Throwback uniforms for Yankees on Friday
No franchise in sports is more proud -- and more protective -- of its history than the Yankees, so Friday's event at Fenway Park represents a departure of sorts.
There will be history, certainly, as they help the Red Sox mark the 100th anniversary of the venerable ballyard's first game -- a 7-6, 11-inning victory over the visitors from New York -- by donning replicas of their uniforms from that day.
But there also is this: That year's team, the last to be known as the Highlanders and play at Hilltop Park in Manhattan, went on to finish 50-102 and 55 games behind first-place Boston. It remains the worst season in franchise history.
"Hopefully we do a little better than they did,'' Mark Teixeira said before Thursday night's game against the Twins after being informed of the Highlanders' struggles.
Like most Yankees, Teixeira did not know much about the Highlanders and their pennant-free 10 seasons before moving to the Polo Grounds and changing their name in 1913.
"Starting with Ruth and Gehrig, I can maybe give you a little bit,'' he said, "but before then, you guys are going to have to help me out.''
Derek Jeter also confessed to knowing nothing of that era, and jokingly suggested reporters to ask 39-year-old Raul Ibañez about it.
But the players seemed to embrace the opportunity to celebrate the occasion, even if the party is being hosted by their ancient rivals, and even if it means wearing old-school duds.
"I love that stuff,'' Nick Swisher said. "Those old jerseys, man, those represent America's greatest pastime, man. Those are the bones of the game. For me, man, I'm juiced.
"Don't get me wrong, I think the pinstripes are by far the coolest uniform in the world. But to be able to wear the history, for me, that's super-cool . . . I hope they don't have the wool like they did back in the day.''
Not to worry. The replicas won't be quite that authentic.

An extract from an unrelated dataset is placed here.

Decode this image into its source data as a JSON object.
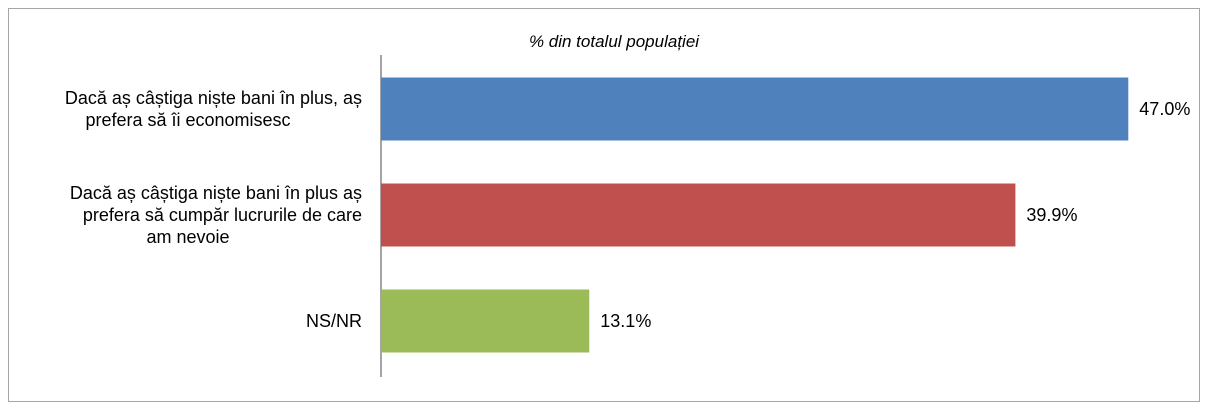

But the light gray duds, including a version of the familiar interlocking NY, will be an unprecedented historical nod.
The team has no record of having worn a "throwback'' version of a Yankees uniform and knows of only one instance of wearing anything other than its regular uniforms in an official game. They wore New York Black Yankees jerseys for a Negro League salute in Detroit in 1996.
The uniforms won't be the only thing unfamiliar about Friday's game at Fenway. What might life in the storied rivalry be like with Bobby Valentine added to the brew? "We'll see,'' Teixeira said. "Bobby's an entertainer. He likes to have fun. He likes to get out there and stir things up sometimes.''
Jeter had a respectful relationship with former Red Sox manager Terry Francona, regularly tipping his cap to him in tribute. He said it will be "weird'' not to have Francona in the opposing dugout. But he was pleased to learn that Francona decided to attend Friday's festivities after initially declining.
Does he think Francona will be cheered? "It wasn't like they were winning championships all the time before he got there, so of course,'' he said. "He deserves it and I'm sure he'll get a nice ovation.''
Beyond that, it presumably will be business as usual in the rivalry, including long, tense games.
"ESPN games get 2½ minutes between innings and then [Josh] Beckett is on the mound and he takes 45 seconds in between pitches,'' Russell Martin said. "But besides that, it's awesome.''
Wait. Didn't Martin say in September he "hates'' the Red Sox?
"I never really hated them,'' he said Thursday, smiling. "But it made for good papers.''
Several Yankees said Fenway remains a special, unique place, in part because of the Green Monster, in part because of the proximity and intensity of spectators.
"The fans are right on top of you, which can be good and bad,'' Jeter said. "Any time you have a good atmosphere as a player, it makes it fun.''
Jeter said he still finds himself aiming for the wall in leftfield, and still trying in vain not to.
The Yankees and Red Sox will be back at it at Fenway on Saturday, unlike their 1912 counterparts. The day after the original opener, the Highlanders returned to New York for a benefit game against the Giants at the Polo Grounds.
The event raised $9,425.25 to aid survivors of the Titanic, which had sunk less than a week earlier. The Giants won, 11-2.